Le débat sur l'autonomie des universités et leur conséquence sur les facultés de médecine, évoqué dans le précédent message, se poursuit.

En date du 03 juillet, l'article de plusieurs personnalités, présidents d’université et  personnalités dans le domaine de la santé, comme Bernard Debré et Axel Kahn et  intitulé "La médecine n'est pas une discipline à part - les facultés de médecine ne doivent pas craindre la proximité avec les autres sciences. Au contraire"

Pour répondre aux inquiétudes exprimées par beaucoup de doyens de facultés de médecine, certains des arguments sont défendables.
Par exemple,
"Notre analyse est différente : la médecine a autant besoin de réformes que les autres disciplines. Ses performances dans le classement de Shanghaï sur la recherche sont plus mauvaises que celles d'autres disciplines. Elles ne pourront s'améliorer que si la médecine reste très ancrée dans l'université.
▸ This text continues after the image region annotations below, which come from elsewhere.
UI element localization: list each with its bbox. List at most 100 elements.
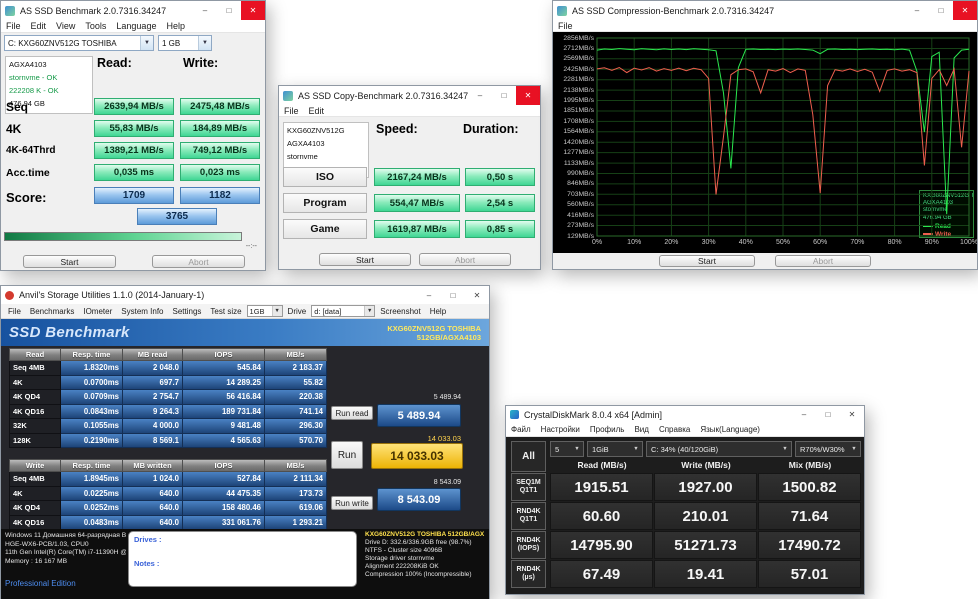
write-score-box: 1182 bbox=[180, 187, 260, 204]
menu-file[interactable]: File bbox=[279, 106, 304, 116]
drive-select[interactable]: C: KXG60ZNV512G TOSHIBA ▼ bbox=[4, 35, 154, 51]
run-write-button[interactable]: Run write bbox=[331, 496, 373, 510]
abort-button[interactable]: Abort bbox=[775, 255, 871, 267]
test-size-select[interactable]: 1GiB ▼ bbox=[587, 441, 643, 457]
drive-info-block: KXG60ZNV512G TOSHIBA 512GB/AGX Drive D: … bbox=[365, 531, 487, 579]
drive-select[interactable]: d: [data] ▼ bbox=[311, 305, 375, 317]
notes-panel[interactable]: Drives : Notes : bbox=[128, 531, 357, 587]
menu-help[interactable]: Help bbox=[426, 307, 450, 316]
window-controls: – □ ✕ bbox=[905, 1, 977, 20]
run-all-button[interactable]: All bbox=[511, 441, 546, 472]
cell-mbs: 2 111.34 bbox=[265, 472, 327, 487]
menu-file[interactable]: File bbox=[553, 21, 578, 31]
row-label: Seq 4MB bbox=[9, 361, 61, 376]
firmware-version: AGXA4103 bbox=[9, 58, 89, 71]
menu-settings[interactable]: Настройки bbox=[536, 425, 585, 434]
y-axis-tick-label: 1277MB/s bbox=[553, 149, 594, 156]
menu-tools[interactable]: Tools bbox=[80, 21, 111, 31]
rnd4k-latency-button[interactable]: RND4K (µs) bbox=[511, 560, 546, 588]
menu-benchmarks[interactable]: Benchmarks bbox=[26, 307, 78, 316]
menu-system-info[interactable]: System Info bbox=[117, 307, 167, 316]
chevron-down-icon: ▼ bbox=[140, 36, 153, 50]
menu-edit[interactable]: Edit bbox=[26, 21, 52, 31]
close-button[interactable]: ✕ bbox=[953, 1, 977, 20]
titlebar[interactable]: AS SSD Benchmark 2.0.7316.34247 – □ ✕ bbox=[1, 1, 265, 20]
menu-view[interactable]: View bbox=[51, 21, 80, 31]
speed-column-header: Speed: bbox=[376, 122, 418, 136]
menu-file[interactable]: File bbox=[1, 21, 26, 31]
test-size-value: 1GB bbox=[248, 306, 272, 316]
test-count-select[interactable]: 5 ▼ bbox=[550, 441, 584, 457]
menu-help[interactable]: Help bbox=[161, 21, 190, 31]
run-button[interactable]: Run bbox=[331, 441, 363, 469]
close-button[interactable]: ✕ bbox=[465, 286, 489, 304]
titlebar[interactable]: AS SSD Copy-Benchmark 2.0.7316.34247 – □… bbox=[279, 86, 540, 105]
menu-language[interactable]: Language bbox=[111, 21, 161, 31]
minimize-button[interactable]: – bbox=[792, 406, 816, 423]
write-column-header: Write: bbox=[183, 56, 218, 70]
rnd4k-iops-button[interactable]: RND4K (IOPS) bbox=[511, 531, 546, 559]
maximize-button[interactable]: □ bbox=[441, 286, 465, 304]
close-button[interactable]: ✕ bbox=[840, 406, 864, 423]
menu-file[interactable]: Файл bbox=[506, 425, 536, 434]
titlebar[interactable]: AS SSD Compression-Benchmark 2.0.7316.34… bbox=[553, 1, 977, 20]
rnd4k-mix-value: 71.64 bbox=[758, 502, 861, 530]
y-axis-tick-label: 416MB/s bbox=[553, 212, 594, 219]
col-mb-read: MB read bbox=[123, 348, 183, 361]
seq1m-write-value: 1927.00 bbox=[654, 473, 757, 501]
minimize-button[interactable]: – bbox=[468, 86, 492, 105]
minimize-button[interactable]: – bbox=[193, 1, 217, 20]
menu-iometer[interactable]: IOmeter bbox=[79, 307, 116, 316]
test-label-line2: (µs) bbox=[522, 574, 535, 582]
abort-button[interactable]: Abort bbox=[419, 253, 511, 266]
start-button[interactable]: Start bbox=[319, 253, 411, 266]
maximize-button[interactable]: □ bbox=[929, 1, 953, 20]
minimize-button[interactable]: – bbox=[417, 286, 441, 304]
rnd4k-q1t1-button[interactable]: RND4K Q1T1 bbox=[511, 502, 546, 530]
cell-iops: 44 475.35 bbox=[183, 487, 265, 502]
maximize-button[interactable]: □ bbox=[217, 1, 241, 20]
menu-help[interactable]: Справка bbox=[654, 425, 695, 434]
read-score-small: 5 489.94 bbox=[377, 394, 461, 401]
close-button[interactable]: ✕ bbox=[241, 1, 265, 20]
score-label: Score: bbox=[6, 190, 46, 205]
toolbar: C: KXG60ZNV512G TOSHIBA ▼ 1 GB ▼ bbox=[1, 33, 265, 53]
anvil-app-icon bbox=[5, 291, 14, 300]
start-button[interactable]: Start bbox=[659, 255, 755, 267]
window-title: AS SSD Copy-Benchmark 2.0.7316.34247 bbox=[298, 91, 468, 101]
chevron-down-icon: ▼ bbox=[198, 36, 211, 50]
titlebar[interactable]: Anvil's Storage Utilities 1.1.0 (2014-Ja… bbox=[1, 286, 489, 304]
run-read-button[interactable]: Run read bbox=[331, 406, 373, 420]
seq-write-value: 2475,48 MB/s bbox=[180, 98, 260, 115]
start-button[interactable]: Start bbox=[23, 255, 116, 268]
close-button[interactable]: ✕ bbox=[516, 86, 540, 105]
maximize-button[interactable]: □ bbox=[816, 406, 840, 423]
system-info-block: Windows 11 Домашняя 64-разрядная Build (… bbox=[5, 532, 126, 566]
titlebar[interactable]: CrystalDiskMark 8.0.4 x64 [Admin] – □ ✕ bbox=[506, 406, 864, 423]
menu-bar: File Edit bbox=[279, 105, 540, 117]
cell-mbs: 2 183.37 bbox=[265, 361, 327, 376]
menu-theme[interactable]: Вид bbox=[629, 425, 653, 434]
test-size-select[interactable]: 1GB ▼ bbox=[247, 305, 283, 317]
maximize-button[interactable]: □ bbox=[492, 86, 516, 105]
menu-edit[interactable]: Edit bbox=[304, 106, 330, 116]
abort-button[interactable]: Abort bbox=[152, 255, 245, 268]
table-row: 128K 0.2190ms 8 569.1 4 565.63 570.70 bbox=[9, 434, 327, 449]
menu-screenshot[interactable]: Screenshot bbox=[376, 307, 424, 316]
seq1m-q1t1-button[interactable]: SEQ1M Q1T1 bbox=[511, 473, 546, 501]
menu-profile[interactable]: Профиль bbox=[585, 425, 630, 434]
target-drive-select[interactable]: C: 34% (40/120GiB) ▼ bbox=[646, 441, 792, 457]
4k64-write-value: 749,12 MB/s bbox=[180, 142, 260, 159]
cell-resp: 0.2190ms bbox=[61, 434, 123, 449]
y-axis-tick-label: 1133MB/s bbox=[553, 160, 594, 167]
minimize-button[interactable]: – bbox=[905, 1, 929, 20]
menu-bar: Файл Настройки Профиль Вид Справка Язык(… bbox=[506, 423, 864, 437]
row-label: 4K bbox=[9, 487, 61, 502]
row-label-acctime: Acc.time bbox=[6, 167, 50, 179]
menu-file[interactable]: File bbox=[4, 307, 25, 316]
menu-language[interactable]: Язык(Language) bbox=[695, 425, 765, 434]
test-size-select[interactable]: 1 GB ▼ bbox=[158, 35, 212, 51]
mix-ratio-select[interactable]: R70%/W30% ▼ bbox=[795, 441, 861, 457]
benchmark-area: Read Resp. time MB read IOPS MB/s Seq 4M… bbox=[1, 346, 489, 529]
menu-settings[interactable]: Settings bbox=[169, 307, 206, 316]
Les meilleures facultés de médecine dans tous les classements internationaux sont situées dans les universités multidisciplinaires"
ou encore,
"Comment se passer de l'expertise des sciences humaines et sociales alors que la maladie affecte l'être humain et retentit sur l'organisation de la société ? Comment imaginer des progrès dans la compréhension des maladies sans l'aide des enseignants et chercheurs des facultés de sciences biologiques ?" (le premier aspect en rapport avec le message de l'autre babouin Les sciences humaines appliquées à la médecine : une discipline en devenir).

En revanche, cet article omet complètement un aspect (absence terriblement révélatrice) : l'hôpital. L'hôpital, l'activité de soins pratiquée par les étudiants, internes et professeurs n'y sont pas du tout évoqués. Avant de produire des prix nobels on attend surtout des facultés de médecine qu'elles forment des médecins pour traiter des malades. Alors, certes, l'article 32 reconnaissant une certaine exception médicale n'est pas supprimé. C'est la moindre des choses!  Il me semble que les auteurs de cet article n'ont pas compris que les facultés de médecine ne refusent ni le contact avec d'autres disciplines ni l'émulation (dans beaucoup d'universités multidisciplinaires les facultés de médecine sont souvent les plus innovantes en termes d'organisation et de pédagogie). C'est plutôt que leur contact étroit avec les Centres hospitaliers ne soit distendu (notamment pour la question des postes) et que la spécificité évidente des études médicales ne soit pas toujours reconnue par les présidents d'université.